Pour Lise et Georgette, le "toc" n'est autre que le fluide humain et les ondes qui, par la pensée, unissent le "maître" à ses disciples.
Un litre de Néomic représente de quarante à cinquante flacons. le revenu brut de l'association niçoise s'élevait à plus de 300.000 francs par mois. Aussi, les magiciens de l'eau songeaient-ils à inonder de succursales et dépôts l'Italie, l'Allemagne, l'Angleterre, l'Amérique, l'Afrique. Déjà ils avaient ouvert une succursale à Nice, chez Mme Armitano, une ancienne cliente reconnaissante : le Néomic avait sauvé son chat.

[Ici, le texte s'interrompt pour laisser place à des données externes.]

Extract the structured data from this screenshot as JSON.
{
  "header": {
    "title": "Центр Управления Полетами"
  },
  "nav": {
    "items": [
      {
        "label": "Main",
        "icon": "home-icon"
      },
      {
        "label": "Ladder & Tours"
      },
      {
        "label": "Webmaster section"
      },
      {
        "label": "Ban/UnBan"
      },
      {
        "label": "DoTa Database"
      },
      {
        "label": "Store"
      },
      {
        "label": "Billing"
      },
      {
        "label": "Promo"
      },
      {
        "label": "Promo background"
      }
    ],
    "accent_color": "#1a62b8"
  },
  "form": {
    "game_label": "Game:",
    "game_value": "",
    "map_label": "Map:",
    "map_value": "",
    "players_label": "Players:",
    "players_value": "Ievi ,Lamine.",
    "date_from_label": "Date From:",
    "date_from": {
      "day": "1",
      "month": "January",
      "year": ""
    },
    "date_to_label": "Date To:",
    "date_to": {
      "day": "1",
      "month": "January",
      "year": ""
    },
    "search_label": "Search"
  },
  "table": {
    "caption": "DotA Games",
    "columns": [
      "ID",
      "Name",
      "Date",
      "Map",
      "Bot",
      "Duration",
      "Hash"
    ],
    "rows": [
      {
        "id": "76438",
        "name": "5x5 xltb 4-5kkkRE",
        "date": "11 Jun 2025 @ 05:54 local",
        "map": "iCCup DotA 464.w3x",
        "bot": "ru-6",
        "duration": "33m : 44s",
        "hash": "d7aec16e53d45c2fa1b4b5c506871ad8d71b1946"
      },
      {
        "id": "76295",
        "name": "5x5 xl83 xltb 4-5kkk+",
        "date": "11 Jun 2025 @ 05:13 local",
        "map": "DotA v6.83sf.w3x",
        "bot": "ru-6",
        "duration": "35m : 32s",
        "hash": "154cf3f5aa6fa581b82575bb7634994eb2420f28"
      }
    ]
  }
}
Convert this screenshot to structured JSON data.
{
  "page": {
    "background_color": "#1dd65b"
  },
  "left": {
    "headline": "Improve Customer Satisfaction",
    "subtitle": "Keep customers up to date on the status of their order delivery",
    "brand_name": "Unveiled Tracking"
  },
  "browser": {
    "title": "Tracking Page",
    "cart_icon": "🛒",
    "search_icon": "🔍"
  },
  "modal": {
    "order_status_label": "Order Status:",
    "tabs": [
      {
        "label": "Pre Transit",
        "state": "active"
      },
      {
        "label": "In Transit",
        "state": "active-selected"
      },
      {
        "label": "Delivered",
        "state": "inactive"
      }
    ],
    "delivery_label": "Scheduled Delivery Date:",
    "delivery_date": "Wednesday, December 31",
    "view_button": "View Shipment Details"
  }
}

Certes, selon le docteur Coué, le meilleur médecin du monde est la persuasion. A Nice comme à Thouars, des femmes n'ont qu'une crainte : manquer de "Néomic". Mme Thérèse D., trente-huit ans : "Je n'ai plus de rides grâce à lui ! " Mme L., ouvrière, mère de quatre enfants : "Il a supprimé ma couperose". Mlle Monique V., dix-huit ans : "Par lui, je n'ai plus d'acné". Mme H., jeune maman de cinq enfants : "Il m'a fait retrouver ma taille de jeune fille". Qui a raison : le mystère, la science, le don, la crédulité, le génie ? M.Bertrand ne répondra qu'en présence de son avocat.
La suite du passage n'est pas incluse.